「Ceremony」遠い山なみの光 ブレミンガーさんの映画レビュー(感想・評価)
Ceremony
ここ最近のカンヌ受賞orノミネートの作品はなーんだか首を傾げる要素が多かったのですが、今作はまだ大丈夫だろうと挑みました。
原作は未読なんですが読んどくべきだったなーと思ってしまったり。
1952年と1982年の描写を映すミステリー的な要素が強い作品で、役者陣の演技も素晴らしかったんですが、いかんせん入り組んだ内容に結構振り回されてしまったなーという印象です。
自分の読解力不足もあるのですが、想像以上に難しくしてるのでは?と石川監督の前作「ある男」でも思った事が頭をよぎりました。
戦後に生きる人々を映している作品ではあるんですが、戦後から7年が経過しており、団地での生活の様子が映されたりするので、原爆で負った体の傷というよりかは心の傷にフォーカスを当てたのかなと思いました。
若い頃に出会った女性と過ごした日常の些細な変化や、その女性の娘との関わりが30年後に繋がるといった感じで、不穏な雰囲気が徐々に繋がって未来へのピースになっていくという構造でした。
展開の点と点が線で繋がった時はハッとさせられましたし、過去と未来がここまでしっかり繋がるのは見事だなーと思いました。
ただそこまでにいく過程が複雑かつ、登場人物の配置が謎だったり、その描写いる?といった感じでややこしくなっているので、ヒューマンミステリーが難しさに拍車をかけちゃったなと個人的には思いました。
そういう直接的な描写では無いというのは重々承知なんですが、猫を溺死させるのはかなーり嫌悪感がありました。
実家で猫を飼っていてめちゃくちゃ可愛いのを知っているので、いくらフィクションといえど殺さんといてくれ…と目を覆ってしまいました。
ここはガッツリマイナスポイントです。
広瀬すずさんと二階堂ふみさんのぶつかり合いはエグかったですね。
ギラッギラ光る視線や、浴びせる言葉の重みなんかが凄まじく、2人の演技合戦に魅せられっぱなしでした。

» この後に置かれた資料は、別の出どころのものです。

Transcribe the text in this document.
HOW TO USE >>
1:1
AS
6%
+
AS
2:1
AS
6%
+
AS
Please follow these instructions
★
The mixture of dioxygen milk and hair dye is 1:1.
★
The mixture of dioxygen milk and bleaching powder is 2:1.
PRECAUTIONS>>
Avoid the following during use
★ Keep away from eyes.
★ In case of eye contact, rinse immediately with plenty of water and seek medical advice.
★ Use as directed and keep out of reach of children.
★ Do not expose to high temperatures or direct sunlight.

今作に流れる音楽がめちゃくちゃ良くて、雰囲気とは少し違うロックサウンドが絶妙にマッチしており、現在進行形で楽曲を聴いています。
原作を読んだり、今作の紹介PVなんかも見てから行ったらより理解できたのかなーとは思いました。
単純明快が素晴らしいとまでは言いませんが、空白を埋める作業に徹しないといけないのも中々ハードだなと感じた1本でした。